Shinhan Bank, a unit of South Korea's Shinhan Financial Group, said on Monday it is interested in buying shares in Vietcombank of Vietnam, which plans to go public either this month or in August.
Shinhan, having completed its $7.2 billion acquisition of the country's top credit card firm LG Card in 2006, is among the South Korean banks that have been eyeing Vietnam and other parts of Asia to make up for slow domestic loan growth.
Shinhan has already set up a joint venture with Vietcombank in Vietnam.
"We are interested in the IPO of Vietcombank," said Shinhan Bank spokesman Yoon Yong-jin. "But nothing has been decided in detail."
The Maeil Business Newspaper reported on Monday, without citing a source, that Shinhan was seeking to buy a 4 percent stake in the Vietnamese bank for about $100 million, making it one of the biggest overseas investments by a South Korean bank.

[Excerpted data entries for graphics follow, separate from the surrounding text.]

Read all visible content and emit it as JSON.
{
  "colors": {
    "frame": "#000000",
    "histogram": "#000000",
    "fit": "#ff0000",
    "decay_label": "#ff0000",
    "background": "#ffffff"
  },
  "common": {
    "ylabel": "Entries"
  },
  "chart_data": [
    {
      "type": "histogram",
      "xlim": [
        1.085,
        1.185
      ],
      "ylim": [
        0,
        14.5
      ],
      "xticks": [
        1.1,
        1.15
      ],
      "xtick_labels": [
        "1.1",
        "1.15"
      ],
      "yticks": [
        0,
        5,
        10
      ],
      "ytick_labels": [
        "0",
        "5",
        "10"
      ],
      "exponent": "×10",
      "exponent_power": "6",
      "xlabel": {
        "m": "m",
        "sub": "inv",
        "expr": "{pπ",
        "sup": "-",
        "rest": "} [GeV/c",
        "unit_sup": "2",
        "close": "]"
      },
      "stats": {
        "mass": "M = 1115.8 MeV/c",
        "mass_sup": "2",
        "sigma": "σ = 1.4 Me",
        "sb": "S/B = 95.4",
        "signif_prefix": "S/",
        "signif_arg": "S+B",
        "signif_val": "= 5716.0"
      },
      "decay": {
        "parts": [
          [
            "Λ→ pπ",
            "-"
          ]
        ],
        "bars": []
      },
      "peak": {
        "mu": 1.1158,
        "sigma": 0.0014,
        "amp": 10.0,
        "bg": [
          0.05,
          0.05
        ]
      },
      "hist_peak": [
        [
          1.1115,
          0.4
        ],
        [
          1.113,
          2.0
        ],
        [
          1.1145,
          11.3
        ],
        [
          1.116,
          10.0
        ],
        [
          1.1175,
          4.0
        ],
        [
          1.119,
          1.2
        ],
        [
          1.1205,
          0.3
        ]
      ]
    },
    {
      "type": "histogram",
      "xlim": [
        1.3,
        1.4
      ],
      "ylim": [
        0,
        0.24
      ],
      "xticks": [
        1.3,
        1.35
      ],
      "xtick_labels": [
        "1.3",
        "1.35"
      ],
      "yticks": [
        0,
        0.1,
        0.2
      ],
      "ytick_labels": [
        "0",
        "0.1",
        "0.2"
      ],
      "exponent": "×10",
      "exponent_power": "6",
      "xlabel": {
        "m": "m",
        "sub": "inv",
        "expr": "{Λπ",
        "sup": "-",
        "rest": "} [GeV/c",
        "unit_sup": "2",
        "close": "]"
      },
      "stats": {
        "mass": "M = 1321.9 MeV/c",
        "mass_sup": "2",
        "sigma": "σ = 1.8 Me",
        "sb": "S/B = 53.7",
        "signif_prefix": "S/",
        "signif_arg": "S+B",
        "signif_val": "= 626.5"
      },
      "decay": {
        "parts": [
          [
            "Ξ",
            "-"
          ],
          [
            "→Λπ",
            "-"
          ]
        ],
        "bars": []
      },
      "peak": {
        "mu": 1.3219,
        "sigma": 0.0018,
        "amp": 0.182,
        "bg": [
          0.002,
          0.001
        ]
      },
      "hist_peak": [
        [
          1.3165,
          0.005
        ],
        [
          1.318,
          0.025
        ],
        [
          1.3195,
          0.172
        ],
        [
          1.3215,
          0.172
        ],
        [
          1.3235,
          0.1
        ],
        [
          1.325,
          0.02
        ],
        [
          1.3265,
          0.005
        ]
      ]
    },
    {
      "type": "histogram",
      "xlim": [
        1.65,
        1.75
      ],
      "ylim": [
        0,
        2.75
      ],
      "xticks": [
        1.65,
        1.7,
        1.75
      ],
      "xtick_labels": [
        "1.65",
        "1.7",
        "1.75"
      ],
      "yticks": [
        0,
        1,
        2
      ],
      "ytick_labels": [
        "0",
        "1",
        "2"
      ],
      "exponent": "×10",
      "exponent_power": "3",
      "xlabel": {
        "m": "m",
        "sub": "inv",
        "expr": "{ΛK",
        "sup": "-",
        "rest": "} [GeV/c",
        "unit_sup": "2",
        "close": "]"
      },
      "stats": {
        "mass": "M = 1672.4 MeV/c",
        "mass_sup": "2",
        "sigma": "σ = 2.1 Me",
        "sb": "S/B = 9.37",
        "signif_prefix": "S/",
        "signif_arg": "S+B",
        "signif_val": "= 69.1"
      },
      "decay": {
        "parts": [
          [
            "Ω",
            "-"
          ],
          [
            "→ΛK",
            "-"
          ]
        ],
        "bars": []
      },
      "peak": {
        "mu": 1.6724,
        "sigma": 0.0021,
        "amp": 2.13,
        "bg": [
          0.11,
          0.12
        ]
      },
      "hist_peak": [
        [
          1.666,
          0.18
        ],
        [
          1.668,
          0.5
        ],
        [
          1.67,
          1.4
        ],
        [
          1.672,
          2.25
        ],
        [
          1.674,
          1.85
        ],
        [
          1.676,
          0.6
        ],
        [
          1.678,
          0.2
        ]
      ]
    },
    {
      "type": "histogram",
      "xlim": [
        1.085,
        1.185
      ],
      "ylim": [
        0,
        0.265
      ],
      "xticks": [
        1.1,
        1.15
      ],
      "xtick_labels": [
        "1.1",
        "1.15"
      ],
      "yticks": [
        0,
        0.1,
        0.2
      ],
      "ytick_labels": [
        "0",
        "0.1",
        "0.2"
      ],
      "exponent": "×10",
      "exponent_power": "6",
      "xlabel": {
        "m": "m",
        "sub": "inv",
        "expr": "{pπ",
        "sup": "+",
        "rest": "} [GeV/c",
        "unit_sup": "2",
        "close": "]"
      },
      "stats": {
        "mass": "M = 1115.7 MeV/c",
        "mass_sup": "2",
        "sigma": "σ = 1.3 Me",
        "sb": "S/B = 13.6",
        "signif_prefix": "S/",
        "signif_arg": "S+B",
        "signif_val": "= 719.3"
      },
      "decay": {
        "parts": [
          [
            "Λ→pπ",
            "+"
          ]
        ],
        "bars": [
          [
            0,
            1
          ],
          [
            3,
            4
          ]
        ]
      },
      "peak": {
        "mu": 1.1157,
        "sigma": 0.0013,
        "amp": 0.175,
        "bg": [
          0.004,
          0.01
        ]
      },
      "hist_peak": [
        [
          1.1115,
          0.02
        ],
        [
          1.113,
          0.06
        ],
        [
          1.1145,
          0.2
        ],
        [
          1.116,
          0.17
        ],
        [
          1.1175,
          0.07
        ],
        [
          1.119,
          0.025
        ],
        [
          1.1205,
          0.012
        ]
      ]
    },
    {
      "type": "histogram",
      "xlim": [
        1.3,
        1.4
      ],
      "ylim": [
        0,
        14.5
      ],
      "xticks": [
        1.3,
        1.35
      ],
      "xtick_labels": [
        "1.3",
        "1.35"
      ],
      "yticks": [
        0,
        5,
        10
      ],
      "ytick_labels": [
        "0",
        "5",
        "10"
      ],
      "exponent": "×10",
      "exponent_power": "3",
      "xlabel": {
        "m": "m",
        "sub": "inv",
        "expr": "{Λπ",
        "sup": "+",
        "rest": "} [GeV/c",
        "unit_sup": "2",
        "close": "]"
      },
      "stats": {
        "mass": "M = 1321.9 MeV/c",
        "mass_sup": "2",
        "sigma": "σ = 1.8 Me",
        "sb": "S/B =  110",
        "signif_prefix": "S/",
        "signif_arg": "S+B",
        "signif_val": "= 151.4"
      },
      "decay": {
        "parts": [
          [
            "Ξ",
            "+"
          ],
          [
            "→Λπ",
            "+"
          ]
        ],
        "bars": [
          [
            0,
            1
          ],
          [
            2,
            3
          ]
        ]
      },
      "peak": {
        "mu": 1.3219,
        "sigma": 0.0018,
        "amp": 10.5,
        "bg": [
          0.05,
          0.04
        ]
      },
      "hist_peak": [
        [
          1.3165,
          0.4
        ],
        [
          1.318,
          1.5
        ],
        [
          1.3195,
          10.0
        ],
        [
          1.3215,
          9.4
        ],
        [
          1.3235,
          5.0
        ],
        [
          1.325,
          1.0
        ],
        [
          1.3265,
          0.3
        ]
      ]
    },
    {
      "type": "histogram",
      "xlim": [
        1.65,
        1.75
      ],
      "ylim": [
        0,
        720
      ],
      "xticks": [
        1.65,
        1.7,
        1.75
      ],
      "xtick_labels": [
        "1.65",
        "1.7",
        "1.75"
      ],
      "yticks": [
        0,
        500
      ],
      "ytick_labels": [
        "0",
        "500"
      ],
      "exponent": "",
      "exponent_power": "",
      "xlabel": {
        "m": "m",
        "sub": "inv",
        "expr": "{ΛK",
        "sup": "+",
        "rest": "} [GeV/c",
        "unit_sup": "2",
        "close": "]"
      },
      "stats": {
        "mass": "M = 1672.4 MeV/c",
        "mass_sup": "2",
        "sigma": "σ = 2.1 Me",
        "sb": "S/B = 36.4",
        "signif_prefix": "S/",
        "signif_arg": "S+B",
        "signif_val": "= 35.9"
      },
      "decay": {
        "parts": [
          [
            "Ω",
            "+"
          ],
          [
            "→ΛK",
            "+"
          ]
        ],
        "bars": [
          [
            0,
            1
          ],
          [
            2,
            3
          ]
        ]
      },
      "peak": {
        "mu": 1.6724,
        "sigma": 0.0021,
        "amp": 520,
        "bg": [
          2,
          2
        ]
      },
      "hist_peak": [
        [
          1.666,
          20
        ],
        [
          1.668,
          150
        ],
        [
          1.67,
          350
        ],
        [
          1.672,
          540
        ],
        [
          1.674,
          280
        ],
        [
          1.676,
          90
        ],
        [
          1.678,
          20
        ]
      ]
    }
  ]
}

State-run Vietcombank, with assets of $10.7 billion and 68 branches nationwide, accounts for 10.5 percent of the country's market lending and handled 24 percent of its trade payments.

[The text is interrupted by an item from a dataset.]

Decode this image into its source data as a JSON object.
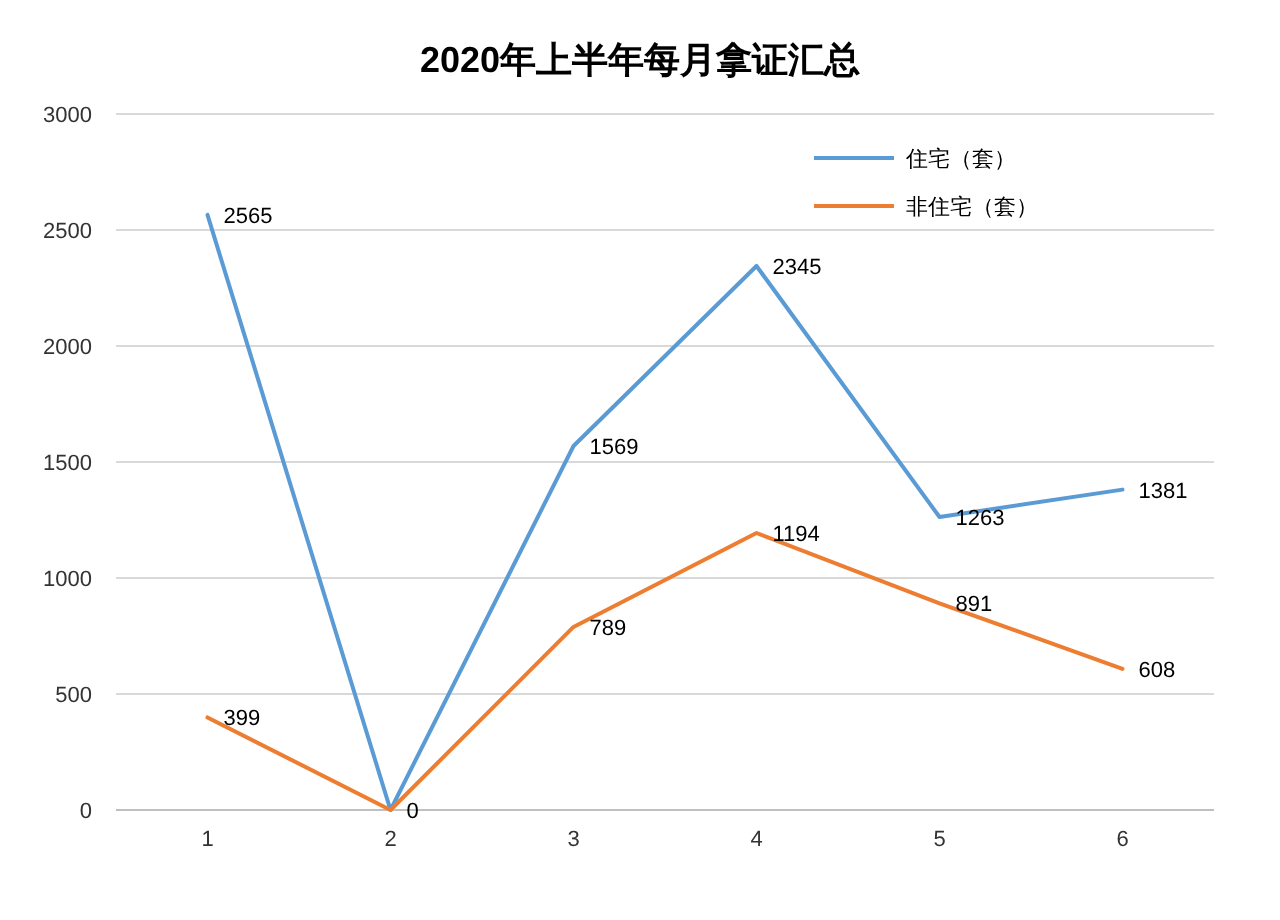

South Korean financial services companies are keen on buying shares in Vietnamese counterparts through their public offerings.
Industrial Bank of Korea is also moving to buy a stake in a leading Vietnamese bank, a senior official told Reuters in May.
Last week, South Korean brokerage Bridge Securities Co. Ltd. said it would buy 20 percent of Vietnam's Hai Phong Securities Co. (HPC) for $13 million.